What funnel stages should I start with?

Pour la plupart des produits par abonnement, commencez avec trois étapes : inscription, activation et conversion payante. Gardez ces définitions stables pendant au moins quelques semaines pour pouvoir faire confiance aux tendances ; si vous changez une définition, notez la date pour ne pas mal interpréter une amélioration ou une baisse.

How do I define “activation” without making it too vague?

L'activation doit être le premier résultat concret qui prouve que l'utilisateur a obtenu de la valeur, pas une action superficielle comme « s'être connecté ». Un bon événement d'activation est spécifique et rapide à atteindre, par exemple créer le premier projet réel, publier quelque chose d'utilisable ou compléter le flux de travail principal que promet votre produit.

What should count as “paid conversion” in the tracker?

Définissez la conversion payante comme le moment où le revenu devient réel, généralement le premier paiement réussi ou un abonnement payant actif dont la facturation est réglée. Évitez de compter « a cliqué sur upgrade » ou « a saisi les infos de carte » comme conversion, car les échecs de paiement et les périodes de grâce peuvent gonfler ce chiffre.

Should I track by user or by account?

Mesurez la conversion au niveau de l'account/workspace (l'entité qui paie) et l'activation au niveau de l'utilisateur (la personne qui réalise l'action), puis agrégerez l'activation vers l'account.
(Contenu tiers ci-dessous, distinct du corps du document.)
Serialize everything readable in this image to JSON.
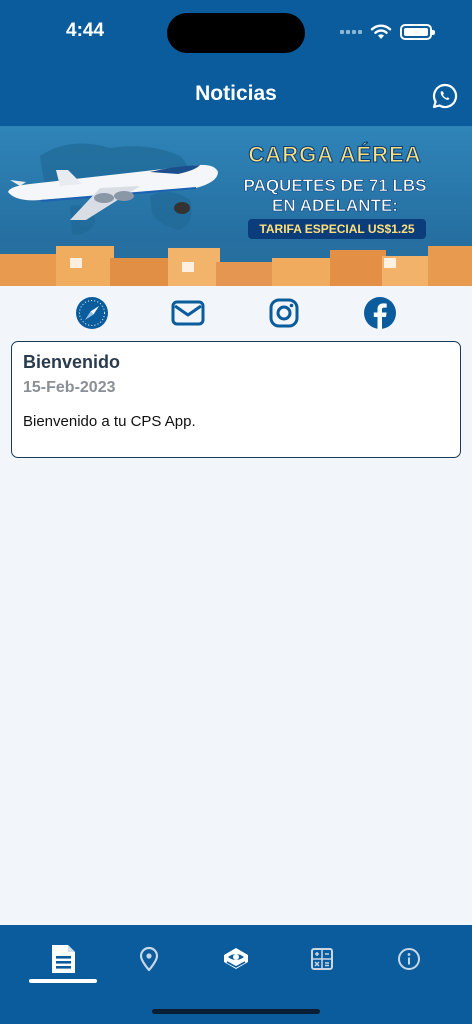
{
  "status_bar": {
    "time": "4:44"
  },
  "header": {
    "title": "Noticias"
  },
  "banner": {
    "line1": "CARGA AÉREA",
    "line2a": "PAQUETES DE 71 LBS",
    "line2b": "EN ADELANTE:",
    "line3": "TARIFA ESPECIAL US$1.25"
  },
  "socials": [
    "compass-icon",
    "mail-icon",
    "instagram-icon",
    "facebook-icon"
  ],
  "news": [
    {
      "title": "Bienvenido",
      "date": "15-Feb-2023",
      "body": "Bienvenido a tu CPS App."
    }
  ],
  "tabs": [
    {
      "icon": "news-icon",
      "active": true
    },
    {
      "icon": "location-pin-icon",
      "active": false
    },
    {
      "icon": "logo-icon",
      "active": false
    },
    {
      "icon": "calculator-icon",
      "active": false
    },
    {
      "icon": "info-icon",
      "active": false
    }
  ],
  "colors": {
    "primary": "#0a5c9c",
    "background": "#f2f5f9",
    "card_border": "#1b3a55",
    "date_gray": "#8a8f95"
  }
}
Conserver à la fois account_id et user_id évite les confusions où un collègue active le produit tandis qu'un autre effectue l'achat.

What data fields do I actually need for a useful tracker?
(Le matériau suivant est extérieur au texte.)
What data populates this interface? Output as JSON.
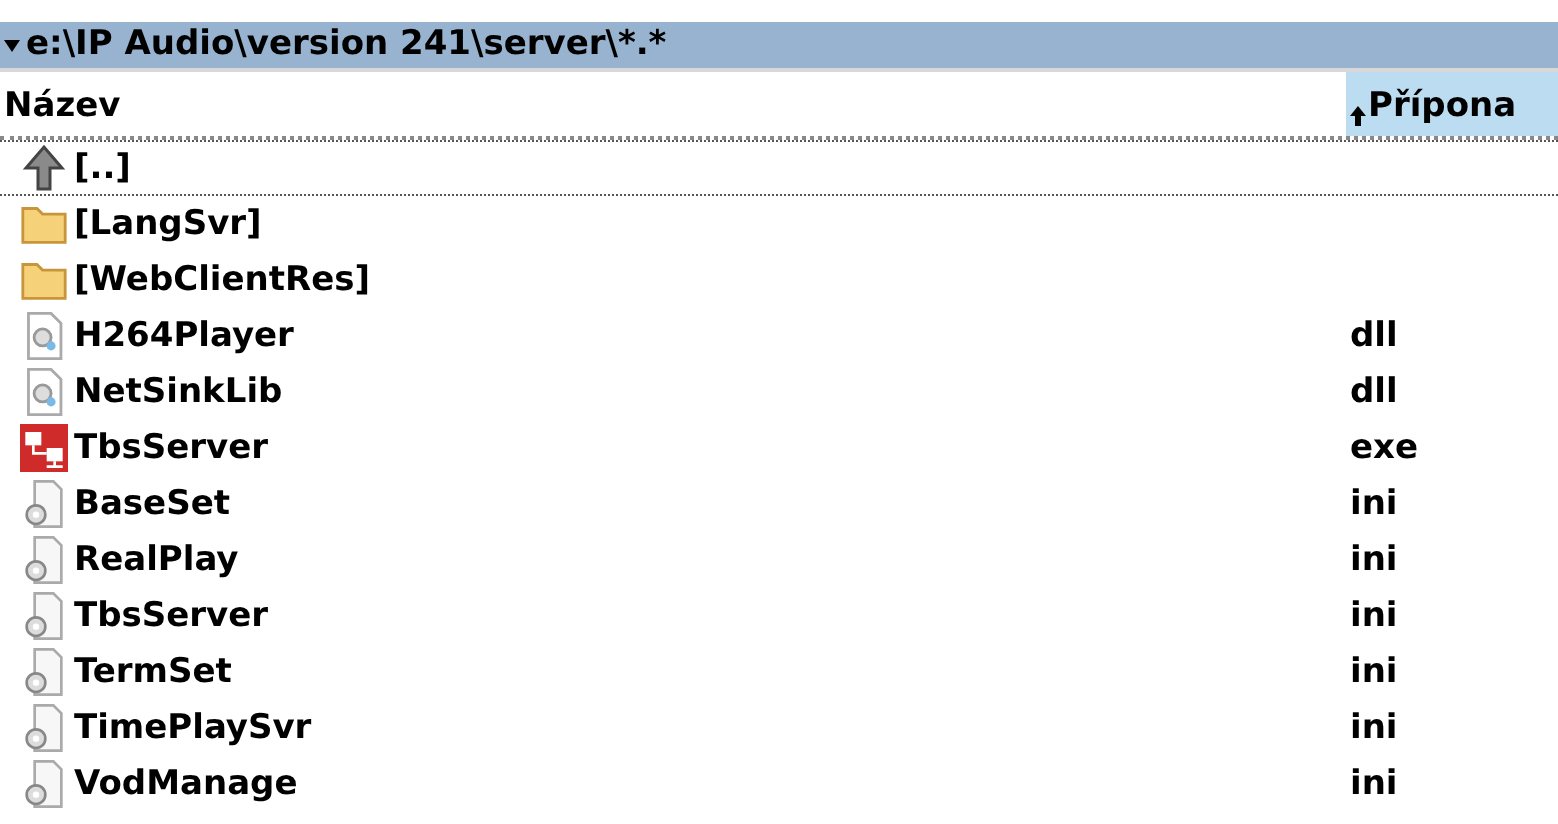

Commencez avec le minimum nécessaire pour répondre à « où les gens abandonnent ? » : un identifiant, les timestamps pour signup/activation/paid, les noms d'événements, le plan et la source d'acquisition. Ajoutez les dates de début/fin d'essai dès le départ si vous avez une durée d'essai fixe, cela permet de distinguer « encore en essai » de « n'a pas converti ».

How do I avoid duplicates and timezone issues breaking my funnel numbers?

Choisissez une source unique par événement et normalisez l'heure sur un seul fuseau (généralement UTC). Dedupliquez par un identifiant stable et conservez le plus ancien timestamp qualifiant pour l'inscription et l'activation, et le premier paiement réussi pour la conversion payante, afin que les réessais et doublons n'altèrent pas l'entonnoir.

When should I use cohorts instead of a simple funnel report?

Un rapport d'entonnoir peut masquer les problèmes des utilisateurs récents ; une table de cohortes regroupe les essais par semaine de départ pour montrer où chaque vague cale. Utilisez les cohortes quand vous voulez savoir si une sortie récente, un changement d'onboarding ou un déplacement de canal affecte l'activation ou la conversion payante.

What conversion window should I use for activation and paid?

Utilisez une fenêtre cohérente liée à la durée d'essai, et envisagez une petite période de grâce si les tentatives de facturation échouent souvent. L'important est de verrouiller la règle (par exemple « payé dans la durée d'essai + 3 jours ») afin que le taux de conversion ne varie pas simplement parce que la fenêtre de mesure a changé.

How do I turn tracker insights into concrete improvements?

Choisissez l'étape la plus faible et publiez un seul changement ciblé, puis mesurez une métrique principale pour la cohorte suivante (par exemple le taux d'activation sous 7 jours) et une métrique « ne pas détériorer » (par exemple le volume d'inscriptions). Gardez les expériences petites et interprétables, et n'ajoutez de nouveaux champs de suivi que lorsque la revue hebdomadaire révèle une question à laquelle vous ne pouvez pas répondre.